In this section, we briefly review closely related VLN methods and vision-and-language BERT-based works.

Vision-and-Language Navigation.

A large number of existing works have focused on cross-modality matching and generalisation from seen to unseen environments. For cross-modality matching, Ma et al. [22] propose a visual-textual co-grounding module and a progress monitor to distinguish completed instructions from those yet to be executed. In [38], a local navigation distance reward and a global instruction-trajectory matching reward are employed for reinforcement learning. Qi et al. [27] propose a multi-module framework to separately learn matching between action-related words and candidate orientations, and between landmark-related words and candidate visual features. In NvEM [1], visual features of navigable locations are adaptively enhanced by neighbor views leading to better visual-textual matching. To improve generalisation, data augmentation is introduced in [10] and [32] to generate new data from seen environments. Fu et al. propose to mine hard training samples via adversarial learning in [11]. In [37], reinforcement learning based on adaptively learned rewards is utilised to enhance generalisation. On the other hand, active exploration is designed in [36] to learn when, where, and what information to explore so as to form a robust agent.

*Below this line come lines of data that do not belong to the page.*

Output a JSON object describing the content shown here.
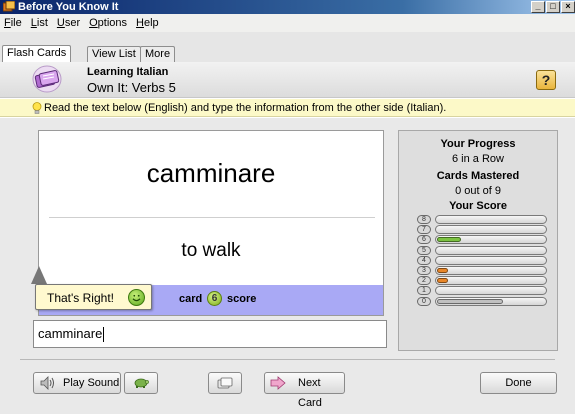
{
  "window": {
    "title": "Before You Know It",
    "controls": [
      "_",
      "□",
      "×"
    ]
  },
  "menu": [
    "File",
    "List",
    "User",
    "Options",
    "Help"
  ],
  "tabs": [
    {
      "label": "Flash Cards",
      "active": true
    },
    {
      "label": "View List",
      "active": false
    },
    {
      "label": "More",
      "active": false
    }
  ],
  "header": {
    "title": "Learning Italian",
    "subtitle": "Own It: Verbs 5",
    "help_symbol": "?"
  },
  "instruction": "Read the text below (English) and type the information from the other side (Italian).",
  "card": {
    "front": "camminare",
    "back": "to walk",
    "card_label": "card",
    "card_number": "6",
    "score_label": "score"
  },
  "feedback": "That's Right!",
  "answer_value": "camminare",
  "progress": {
    "heading": "Your Progress",
    "streak": "6 in a Row",
    "mastered_heading": "Cards Mastered",
    "mastered_value": "0 out of 9",
    "score_heading": "Your Score",
    "score_rows": [
      {
        "level": "8",
        "fill": 0,
        "color": ""
      },
      {
        "level": "7",
        "fill": 0,
        "color": ""
      },
      {
        "level": "6",
        "fill": 0.22,
        "color": "#7cc242"
      },
      {
        "level": "5",
        "fill": 0,
        "color": ""
      },
      {
        "level": "4",
        "fill": 0,
        "color": ""
      },
      {
        "level": "3",
        "fill": 0.1,
        "color": "#e8872a"
      },
      {
        "level": "2",
        "fill": 0.1,
        "color": "#e8872a"
      },
      {
        "level": "1",
        "fill": 0,
        "color": ""
      },
      {
        "level": "0",
        "fill": 0.6,
        "color": "#c0c0c0"
      }
    ]
  },
  "buttons": {
    "play_sound": "Play Sound",
    "next_card": "Next Card",
    "done": "Done"
  }
}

In contrast to these methods, which take words and discrete images within each panorama as the minimal unit for encoding, our model is designed to handle fine-grained inputs, namely objects and words, to facilitate coordinated textual and visual understanding.

Vision-Language BERTs.

VL-BERTs have been widely adopted to learn joint visual and textual models [30, 21, 31, 9, 18] for Vision-and-Language tasks, such as Visual Question Answering [5], Visual Commonsense Reasoning [40] and Referring Expressions [15]. In VLN, Majumdar et al. [24] predict whether a trajectory matches an instruction using a transformer. However, this method does not predict navigation actions. On the other hand, as pointed out in [12], most existing VL-BERTs learn to match textual and visual elements without considering their relationship to the actions available. To solve the problem, Hao et al. [12] propose a model that is pre-trained with image-text-action triplets generated from the R2R dataset. However, the pre-trained model only acts as an instruction encoder and therefore represents a pre-processing step for other VLN methods. R-VLNBERT [14] enhances existing VLBERTs for VLN by representing agent states with the built-in [CLS] token, while it learns word-image level relationship.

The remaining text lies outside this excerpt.